Baca juga: Penulis Feby Indirani Ajak Masyarakat Indonesia Beragama Secara Rileks
Sementara itu, berkaitan dengan kegemaran fans yang kepo agama selebritas, tingginya kedekatan agama itu bercampur dengan hubungan parasosial. Relasi yang mayoritas satu arah itu, dari penggemar ke selebritas, memang memotori ikatan antara selebritas/idola dengan penggemarnya. Dalam hubungannya terjadi proses mengidentifikasi identitas selebritas dengan diri serang fans.
Hal tersebut disampaikan oleh beberapa pakar. Psikolog dari AS, Jacob Cohen, misalnya,mengatakan, mengidentifikasi dengan karakter di media sama dengan berbagi perspektif maupun perasaan. Sementara akademisi psikologi dari AS, Cynthia Hoffner dan Martha Buchanan, menyebut identifikasi itu dengan wishful identification, yaitu tendensi ingin menyerupai figur publik.
Hoffner dan Buchanan memang fokus dalam penggemar yang mengidentifikasi diri mereka berdasarkan gender. Temuannya, perempuan cenderung mengidentifikasikan dengan sesama perempuan berdasarkan tingkat kesuksesan. Hal yang sama juga disampaikan Ngoc Bui, psikolog dari University of La Verne. Lebih lanjut, pengaruh idola dalam mengidentifikasi diri juga berbeda karena ada yang menjadikan seorang selebritas sebagai seorang panutan. Namun, tidak ingin menjadi seperti mereka bahkan ada juga yang menyukai, tapi tidak menganut nilai sosial yang sama.
Namun, jika menyoal tentang hubungan parasosial dan interaksinya, relasi antara keduanya semakin kuat dengan mengenal sosok yang diidolakan dan mencari tahu lebih banyak informasi tentangnya. Apalagi jika idola tersebut menganut nilai yang sama dengan penggemarnya, dia akan semakin nyambung dan digemari. Penggemar K-pop, misalnya, merasa dekat dengan idola yang membawakan lagu tentang kesehatan mental. Singkatnya, hubungan yang memang sedikit timpang itu memiliki hasil yang dinamis, kadang kala juga menjadi negatif jika berujung terlalu obsesif.
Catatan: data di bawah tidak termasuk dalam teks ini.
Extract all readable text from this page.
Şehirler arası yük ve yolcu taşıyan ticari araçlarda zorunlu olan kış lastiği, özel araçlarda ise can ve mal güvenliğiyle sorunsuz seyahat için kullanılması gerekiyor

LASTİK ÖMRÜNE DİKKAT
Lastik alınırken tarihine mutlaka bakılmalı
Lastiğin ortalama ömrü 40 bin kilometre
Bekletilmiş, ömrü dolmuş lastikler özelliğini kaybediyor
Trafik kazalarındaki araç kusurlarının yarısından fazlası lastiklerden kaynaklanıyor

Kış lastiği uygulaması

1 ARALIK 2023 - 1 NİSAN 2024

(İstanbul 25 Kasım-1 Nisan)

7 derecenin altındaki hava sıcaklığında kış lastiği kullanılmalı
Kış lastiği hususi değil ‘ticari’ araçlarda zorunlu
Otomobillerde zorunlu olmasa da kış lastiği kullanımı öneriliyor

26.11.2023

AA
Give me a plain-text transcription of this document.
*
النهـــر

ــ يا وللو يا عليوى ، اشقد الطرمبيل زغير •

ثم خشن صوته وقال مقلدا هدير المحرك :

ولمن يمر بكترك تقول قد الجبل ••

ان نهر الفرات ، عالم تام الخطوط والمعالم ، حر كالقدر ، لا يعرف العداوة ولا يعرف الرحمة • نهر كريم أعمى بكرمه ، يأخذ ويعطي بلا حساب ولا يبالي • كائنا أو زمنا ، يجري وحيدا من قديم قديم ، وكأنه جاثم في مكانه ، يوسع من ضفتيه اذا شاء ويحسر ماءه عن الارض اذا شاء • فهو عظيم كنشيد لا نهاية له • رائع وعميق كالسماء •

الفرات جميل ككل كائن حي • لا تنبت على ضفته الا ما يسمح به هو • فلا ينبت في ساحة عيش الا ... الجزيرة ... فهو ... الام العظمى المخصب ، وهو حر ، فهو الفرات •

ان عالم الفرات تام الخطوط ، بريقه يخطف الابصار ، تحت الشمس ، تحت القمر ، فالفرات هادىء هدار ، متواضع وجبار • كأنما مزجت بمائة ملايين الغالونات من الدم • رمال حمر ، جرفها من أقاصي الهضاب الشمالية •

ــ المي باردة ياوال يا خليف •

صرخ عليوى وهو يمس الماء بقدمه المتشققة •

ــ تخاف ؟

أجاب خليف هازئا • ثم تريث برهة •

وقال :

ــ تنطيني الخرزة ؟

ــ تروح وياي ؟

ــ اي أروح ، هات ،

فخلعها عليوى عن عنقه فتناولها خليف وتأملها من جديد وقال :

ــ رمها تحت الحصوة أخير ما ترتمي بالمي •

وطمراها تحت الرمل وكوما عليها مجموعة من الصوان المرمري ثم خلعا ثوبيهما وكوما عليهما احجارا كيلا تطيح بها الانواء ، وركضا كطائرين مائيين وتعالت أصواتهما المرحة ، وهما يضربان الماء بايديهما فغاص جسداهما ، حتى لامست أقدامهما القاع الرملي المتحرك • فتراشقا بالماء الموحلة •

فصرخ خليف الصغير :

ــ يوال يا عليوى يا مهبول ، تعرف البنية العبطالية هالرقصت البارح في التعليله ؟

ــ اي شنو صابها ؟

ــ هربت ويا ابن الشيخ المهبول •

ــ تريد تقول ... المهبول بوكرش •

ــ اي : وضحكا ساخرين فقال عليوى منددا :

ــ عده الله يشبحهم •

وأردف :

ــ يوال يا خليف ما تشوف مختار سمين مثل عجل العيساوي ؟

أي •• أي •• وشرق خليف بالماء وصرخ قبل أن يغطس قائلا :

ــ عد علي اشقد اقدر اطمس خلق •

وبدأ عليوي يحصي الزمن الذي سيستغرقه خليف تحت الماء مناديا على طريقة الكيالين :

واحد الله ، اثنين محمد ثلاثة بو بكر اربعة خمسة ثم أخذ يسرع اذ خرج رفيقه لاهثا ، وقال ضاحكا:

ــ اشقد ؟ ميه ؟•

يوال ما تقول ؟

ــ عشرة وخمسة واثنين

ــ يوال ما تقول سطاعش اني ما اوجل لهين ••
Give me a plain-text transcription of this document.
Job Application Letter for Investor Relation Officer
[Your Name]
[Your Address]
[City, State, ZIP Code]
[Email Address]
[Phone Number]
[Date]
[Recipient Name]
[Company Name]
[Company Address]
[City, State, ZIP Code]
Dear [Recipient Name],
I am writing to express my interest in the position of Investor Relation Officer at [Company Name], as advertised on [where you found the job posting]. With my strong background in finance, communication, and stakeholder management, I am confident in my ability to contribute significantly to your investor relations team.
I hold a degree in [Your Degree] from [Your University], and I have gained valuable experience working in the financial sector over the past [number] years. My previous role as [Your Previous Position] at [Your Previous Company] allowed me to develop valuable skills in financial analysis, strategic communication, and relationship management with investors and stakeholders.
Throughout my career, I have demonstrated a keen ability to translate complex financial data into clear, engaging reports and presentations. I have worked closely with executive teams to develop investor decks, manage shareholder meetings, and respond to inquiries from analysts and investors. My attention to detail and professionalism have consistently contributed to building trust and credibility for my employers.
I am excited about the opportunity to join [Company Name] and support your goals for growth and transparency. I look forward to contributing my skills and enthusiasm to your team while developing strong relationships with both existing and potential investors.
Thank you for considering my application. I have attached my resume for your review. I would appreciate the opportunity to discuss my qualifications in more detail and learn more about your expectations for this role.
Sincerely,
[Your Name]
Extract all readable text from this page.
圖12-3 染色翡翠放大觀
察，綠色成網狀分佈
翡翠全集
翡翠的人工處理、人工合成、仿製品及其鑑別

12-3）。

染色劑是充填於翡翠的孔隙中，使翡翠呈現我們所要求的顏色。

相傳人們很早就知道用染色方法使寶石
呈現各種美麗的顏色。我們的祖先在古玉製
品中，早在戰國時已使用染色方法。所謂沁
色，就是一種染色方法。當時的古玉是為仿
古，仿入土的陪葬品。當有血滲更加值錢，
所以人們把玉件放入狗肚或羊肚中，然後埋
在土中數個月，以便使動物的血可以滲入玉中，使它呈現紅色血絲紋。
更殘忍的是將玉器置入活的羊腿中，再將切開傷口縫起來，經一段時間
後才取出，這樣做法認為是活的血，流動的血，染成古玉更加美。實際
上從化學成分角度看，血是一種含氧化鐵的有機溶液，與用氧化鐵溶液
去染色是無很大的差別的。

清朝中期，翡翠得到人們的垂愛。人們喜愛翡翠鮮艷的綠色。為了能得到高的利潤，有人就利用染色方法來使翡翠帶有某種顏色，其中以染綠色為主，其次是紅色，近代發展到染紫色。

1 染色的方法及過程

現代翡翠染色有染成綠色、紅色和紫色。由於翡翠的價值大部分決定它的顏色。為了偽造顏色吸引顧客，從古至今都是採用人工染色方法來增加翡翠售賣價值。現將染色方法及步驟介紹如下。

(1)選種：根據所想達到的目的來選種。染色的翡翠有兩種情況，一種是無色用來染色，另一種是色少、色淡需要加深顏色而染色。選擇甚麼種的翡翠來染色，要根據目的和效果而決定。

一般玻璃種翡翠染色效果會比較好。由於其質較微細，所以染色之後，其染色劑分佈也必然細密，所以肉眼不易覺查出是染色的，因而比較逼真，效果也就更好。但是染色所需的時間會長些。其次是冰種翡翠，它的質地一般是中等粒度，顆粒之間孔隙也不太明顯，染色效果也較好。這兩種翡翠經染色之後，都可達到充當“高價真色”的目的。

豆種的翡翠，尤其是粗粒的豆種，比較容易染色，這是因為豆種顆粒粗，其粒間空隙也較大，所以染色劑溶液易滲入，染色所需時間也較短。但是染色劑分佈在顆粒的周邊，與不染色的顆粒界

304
Penggemar menyukai ketika ada kesamaan atau memiliki sudut pandang yang serupa dengan idola. Karenanya, masyarakat Indonesia yang mempertimbangkan agama dalam berbagai aspek juga dilekatkan dalam perihal selebritas sebagai figur publik dengan kekuatan sosial besar.
Candaan Mino dari grup idola Winner, beragama Islam karena dalam beberapa potongan video variety show ia tampak seperti menggelar sajadah dan ambil wudhu memang harmless bahkan mudah mengundang gelak tawa. Sama halnya dengan membuat candaan idola K-pop lokal, seperti idola K-pop Kim Sejeong memakai suit yang serupa dengan seragam PNS.
Namun, menyudutkan seseorang karena agama yang berbeda atau menyerang penggemarnya karena mengidolakan seseorang dengan iman berbeda bukan sesuatu yang mengindikasikan pembelaan kebenaran. Lagipula persoalan agama yang dianut dan mengusik ranah privasi sampai dijadikan berita, idealnya harus berhenti dipertanyakan.